Sergey Bakin was born to a Leningrad family of a worker in 1957. Strange as it may seem, Bakin, who became successful previously as a fashion designer and posh graphic artist, started his artistic career from boxing and boyish street adventures. His languorous, misty landscapes dotted with poignant irradiated spots depict the Smolenka River that carries the memories of his pugnacious childhood games. Bakin’s desire to draw is owed to the father of his ‘companion who he played sports with. Bakin visited his friend’s house where the artists close to Arefyev’s circle gathered.
Bakin completed his middle school art studies at the Academy of Arts in 1975. After consulting his friends, the young artist enrolled at the Mukhina High School of Art and Industry rather than back at the Academy. The school attracted Bakin because of the diversity of the departments and an opportunity for a rounded education that combined painting and ceramics. However, the artist was disappointed with his studies quite soon. Bakin chose to go in the unpopular direction of fashion design. At times he nearly dropped out of school, but the teachers didn’t want to lose a promising student. Finally, Bakin (who by that time had the nickname Red Dior) gathered all his strength and finished the course.
In 1982, Bakin graduated and took employment in the Dom Modelei, the Petersburg fashion house. His nine years of work as a fashion designer contained notable achievements. Bakin’s collection was well-appreciated at a fashion show in Munich, and some of his designs gained special popularity and were then accepted for mass production. Bakin had an opportunity to take a two-year internship in the Ives Saint-Laurent fashion house that didn’t work out. Time and circumstances led Bakin to leave the world of fashion and devote his life to pure art.

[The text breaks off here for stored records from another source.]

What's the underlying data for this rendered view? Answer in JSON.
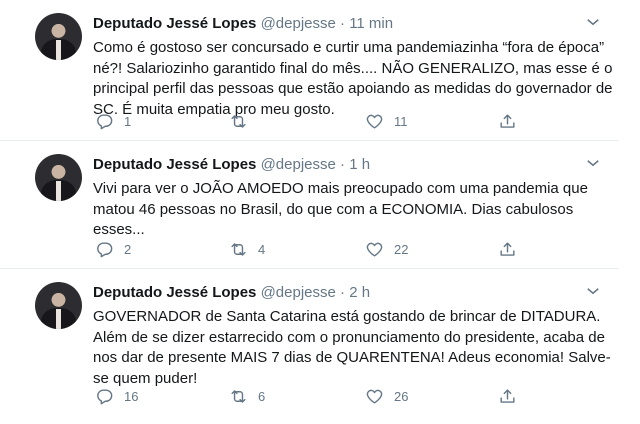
{
  "tweets": [
    {
      "name": "Deputado Jessé Lopes",
      "handle": "@depjesse",
      "time": "11 min",
      "text": "Como é gostoso ser concursado e curtir uma pandemiazinha “fora de época” né?! Salariozinho garantido final do mês.... NÃO GENERALIZO, mas esse é o principal perfil das pessoas que estão apoiando as medidas do governador de SC. É muita empatia pro meu gosto.",
      "replies": "1",
      "retweets": "",
      "likes": "11"
    },
    {
      "name": "Deputado Jessé Lopes",
      "handle": "@depjesse",
      "time": "1 h",
      "text": "Vivi para ver o JOÃO AMOEDO mais preocupado com uma pandemia que matou 46 pessoas no Brasil, do que com a ECONOMIA. Dias cabulosos esses...",
      "replies": "2",
      "retweets": "4",
      "likes": "22"
    },
    {
      "name": "Deputado Jessé Lopes",
      "handle": "@depjesse",
      "time": "2 h",
      "text": "GOVERNADOR de Santa Catarina está gostando de brincar de DITADURA. Além de se dizer estarrecido com o pronunciamento do presidente, acaba de nos dar de presente MAIS 7 dias de QUARENTENA! Adeus economia! Salve-se quem puder!",
      "replies": "16",
      "retweets": "6",
      "likes": "26"
    }
  ],
  "separator": "·",
  "icons": [
    "reply-icon",
    "retweet-icon",
    "like-icon",
    "share-icon",
    "chevron-down-icon"
  ]
}
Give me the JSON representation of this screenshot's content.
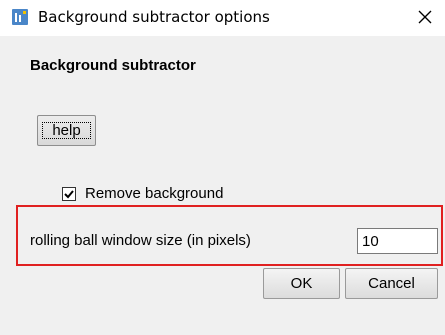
{
  "window": {
    "title": "Background subtractor options",
    "app_icon": "imagej-icon",
    "close_icon": "close-icon"
  },
  "dialog": {
    "section_title": "Background subtractor",
    "help_button_label": "help",
    "remove_background": {
      "label": "Remove background",
      "checked": true
    },
    "rolling_ball": {
      "label": "rolling ball window size (in pixels)",
      "value": "10"
    },
    "ok_label": "OK",
    "cancel_label": "Cancel"
  },
  "colors": {
    "highlight_border": "#e02020",
    "dialog_background": "#f0f0f0",
    "icon_blue": "#4a86c8"
  }
}
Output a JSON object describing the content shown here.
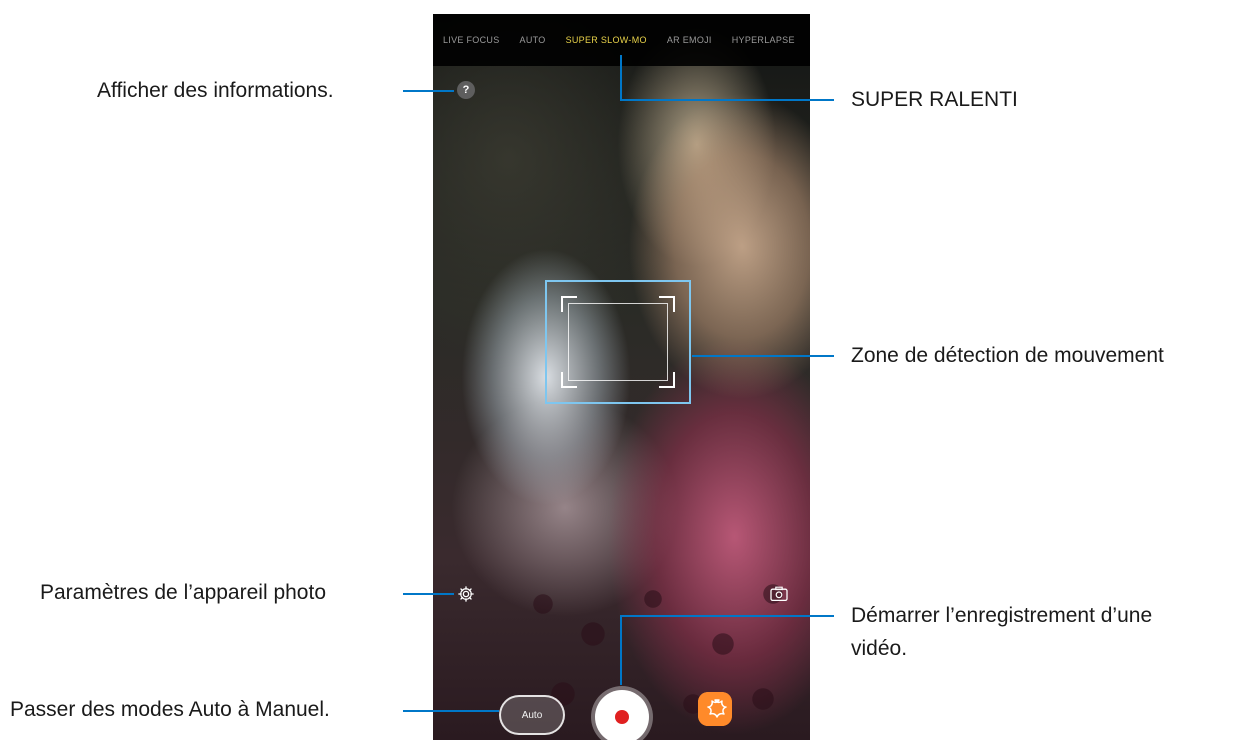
{
  "camera": {
    "modes": [
      "LIVE FOCUS",
      "AUTO",
      "SUPER SLOW-MO",
      "AR EMOJI",
      "HYPERLAPSE"
    ],
    "active_mode_index": 2,
    "info_icon_label": "?",
    "auto_button_label": "Auto",
    "icons": {
      "info": "question-circle-icon",
      "settings": "gear-icon",
      "switch_camera": "switch-camera-icon",
      "record": "record-button",
      "effects": "bixby-vision-icon"
    }
  },
  "annotations": {
    "info": "Afficher des informations.",
    "super_slow": "SUPER RALENTI",
    "motion_zone": "Zone de détection de mouvement",
    "settings": "Paramètres de l’appareil photo",
    "record_line1": "Démarrer l’enregistrement d’une",
    "record_line2": "vidéo.",
    "auto_manual": "Passer des modes Auto à Manuel."
  },
  "colors": {
    "callout_line": "#0077c8",
    "active_mode": "#e8d24a",
    "record_dot": "#e02020"
  }
}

Bakin turned to the rather traditional themes of cityscapes in pastels and to charming, fragile ballet dancers. Bakin’s distinctive emotional style brings these works to life. One day, when the artist was allowed behind the curtains of the Mariinsky Theatre to work on an order, he realized that his work became his passion. “It’s impossible to paint a woman and not fall for her”, Bakin says. This passion is probably the reason that Bakin’s ballet dancers enchant the viewer with their languishing beauty. The artist is a skillful drawer which allows him not to fear generalizations and expressiveness. He is able to avoid naturalism and to make his works into painted evidence of real feelings.